Neither the NDP nor Liberal costing documents are what anyone would call abundant on detail, especially in comparison with what the Greens released. But we can charitably acknowledge that, in 2025 more than in other recent election cycles, the state of the economy — and thus the state of the province’s finances — is uncertain. Additionally, Ontario elections have for the past generation been held either in the fall or in the spring after the introduction of the provincial budget, allowing all parties to base their platforms on reasonably solid public fiscal estimates. Not so this year, thanks to the timing of the election Premier Doug Ford chose.

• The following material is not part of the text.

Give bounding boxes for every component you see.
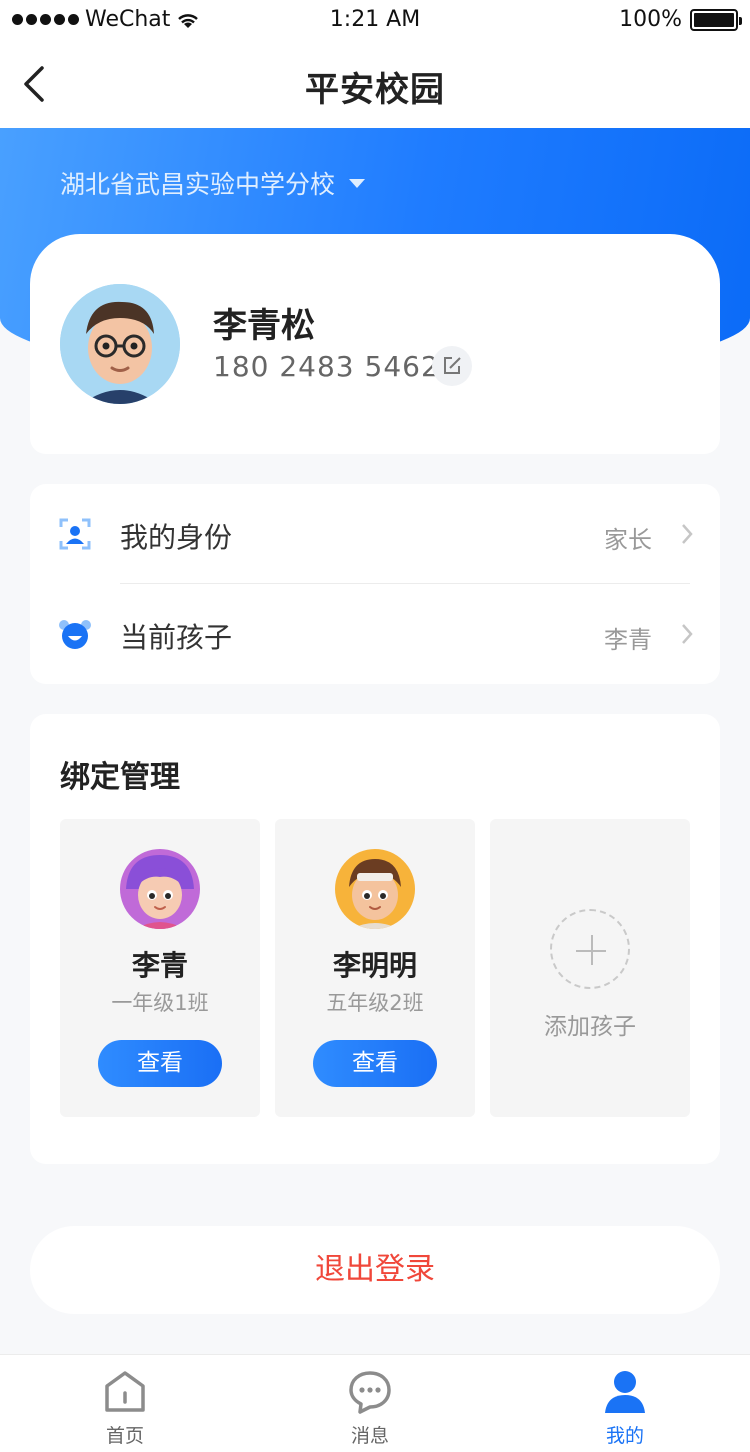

If the polls are correct and an election were held tomorrow, neither the Liberal nor the NDP campaign platforms would matter: Ford would handily lead the PC party to a new majority in the legislature. There is a little bit less than a week to go in this election, and Crombie pledged on Thursday to defeat the Ford government if a minority legislature were returned. That’s the scenario in which the campaign platforms matter: they show us where the Liberals and the NDP agree and might be able to cobble together an agreement to defeat a Ford government — and also where the fault lines exist that could blow any agreement apart. Would the Liberals agree to an NDP demand for new taxes on high earners? Could the NDP agree to a housing plan that relies more on market developers than on government-built social housing?

We’ll need to see the results come in on Thursday night before we even know whether those questions are worth asking seriously.